Dear Abby: I am a 59-year-old man. My 50-year-old fiancee lives in a nice home, but after a 15-year relationship, she wanted to be with another man. She recently lost a great deal of weight, bought a new car and started to do things I felt were not age-appropriate.

She’s now staying in a weekly rental motel with him. It leads me to believe they both left relationships and had nowhere to go. She didn’t give me a chance to fight for us (counseling, etc.) or even a heads-up that she was unhappy. One afternoon when I got home from work, I found a note from her saying she was sorry for not being able to tell me in person, but she was doing this for herself.
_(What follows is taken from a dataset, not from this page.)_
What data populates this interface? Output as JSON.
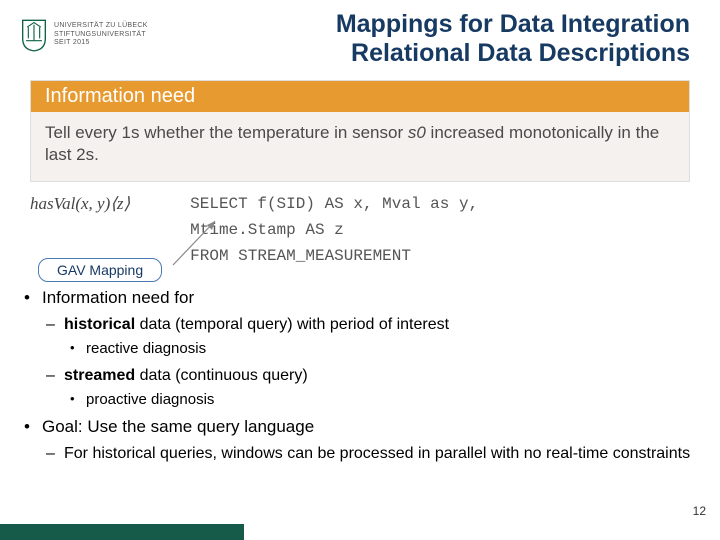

I have always been an honorable person in relationships. This is hard for me to move on from. I’ve never been this hurt. She will only communicate through emails and texts. I feel desperate and lost. Please give me encouragement that there is light at the end of the tunnel. — Emotionally Drained In Maine

Dear Emotionally Drained: Although your lady friend didn’t give you the chance to fight for her through counseling, my first bit of advice is to see a therapist and fight for yourself. You may not have known your fiancee as well as you thought you did. Once you regain some perspective, you may realize that something changed when she started losing weight. (I’m guessing this was around the time she met the man she’s living with.)

The woman you invested so much time in was dishonest, cowardly and selfish to have treated you the way she did. I wish you had mentioned why the two of you hadn’t married in the 15 years you were together. But, my friend, you dodged a bullet. A psychotherapist will help you to realize how lucky you are.

Dear Abby: My brother-in-law recently moved near us. He never misses a chance to brag about what he has. We are all retired and living well, but comparisons are made. He has even referenced our kids “needing” their inheritance, while his kids don’t “since they have great jobs.”

I’m close to my sister and happy to have her nearby, but I’m unsure how to handle her spouse. I try to minimize my time with him and ignore him when he speaks. My husband wants nothing to do with him, and I don’t blame him. I don’t want to cause a rift between my sister and me. — Dealing With A Narcissist

Dear Dealing: There are two ways to handle this. The first would be to recognize that people who feel the need to do what your brother-in-law has been doing usually do it out of insecurity. The second would be to tell your sister how her husband’s remarks affect you and your husband — and that if he doesn’t knock it off, they’ll be seeing a lot less of you. Then let her handle it.